At present, such practice are being increased for species of the genus Sarcophaga, since COI sequence database has been developed for 12 species from the south of the Czech Republic (12), for seven species within Canada and the USA (6), for 17 Malaysian, two Indonesian, one Japanese species (40), for 16 Australian species (26), for 56 species in West Europe (25), for several Chinese species (23, 24, 28), for six Korean species (27), ten Iranian species (41) and recently for ten Indian species (29). However, a database for other regions in the world is lacking. Since the above mentioned studies have shown that intraspecific sequence divergence in Sarcophaga is usually well below 1.5%, whereas interspecific divergence is more than 2–2.5%, it can be indicated that the COI gene has a large potential as an identification tool in this forensically interesting taxon.
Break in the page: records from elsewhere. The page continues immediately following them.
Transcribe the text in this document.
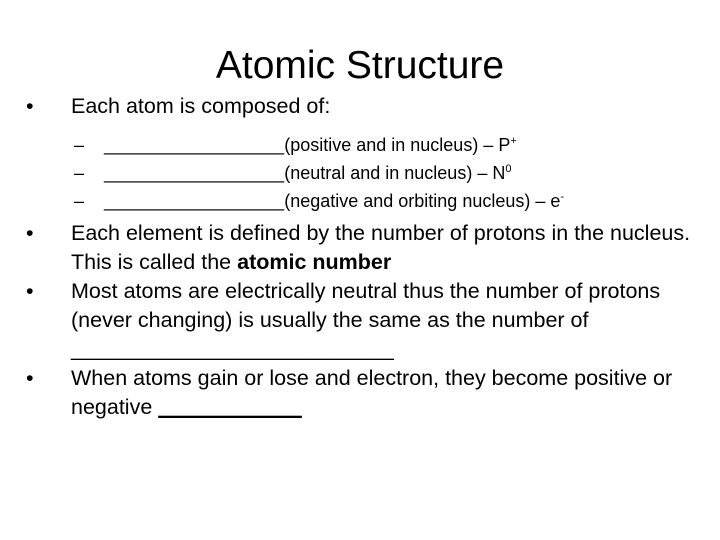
Atomic Structure
•	Each atom is composed of:
– __________________(positive and in nucleus) – P+
– __________________(neutral and in nucleus) – $N^0$
– __________________(negative and orbiting nucleus) – e-
•	Each element is defined by the number of protons in the nucleus. This is called the atomic number
•	Most atoms are electrically neutral thus the number of protons (never changing) is usually the same as the number of ___________________________
•	When atoms gain or lose and electron, they become positive or negative ____________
In this study, we introduce PCR-RFLP markers using 711bp of 3′ end of COI gene to identify six species of the genus Sarcophaga that occur in Iran. This is the first mtDNA COI PCR-RFLP assay for species identification of Sarcophagidae in the literature. From the PCR-RFLP analysis using combination of three restriction enzymes, each species showed a distinct and unique restriction pattern compared to their closely related species. These six species are synanthropic and commonly present in the same collection site, and show high similarities in morphology and behavior.

These results suggest that PCR-RFLP assay are useful to distinguish these species. PCR-RFLP technique is a very cheap and rapid method for species identification of many organisms. This molecular assay was used to identify many species of different group of organisms such as rodents (42), pathogens (43–46), Anopheles spp (17, 18, 42) and to determine blood type within insect guts (47, 48). This will provide a cost-effective solution that so many specimens can be studied with no need to provide DNA sequencing. In this method, using a set of conserved primers, a tiny amount of DNA can be amplified and then be identified by restriction enzyme that overcomes lack of ample amount of flesh fly body parts.

Conclusion

The COI sequences of each species were unique and distinguishable from each other, although they showed high homology. Species identification from immature dipteran by the DNA sequences was simple and time-saving because there was no need to wait for adult emergence or knowledge of morphological keys. Nevertheless, given that sarcophagid larvae are likely to be found on a human corpse and cannot be identified based on anatomy, and that the identification of females is very difficult and requires strong taxonomic expertise, the use of the COI gene and or PCR-RFLP as a species identifier will greatly enhance rapid and correct species identification.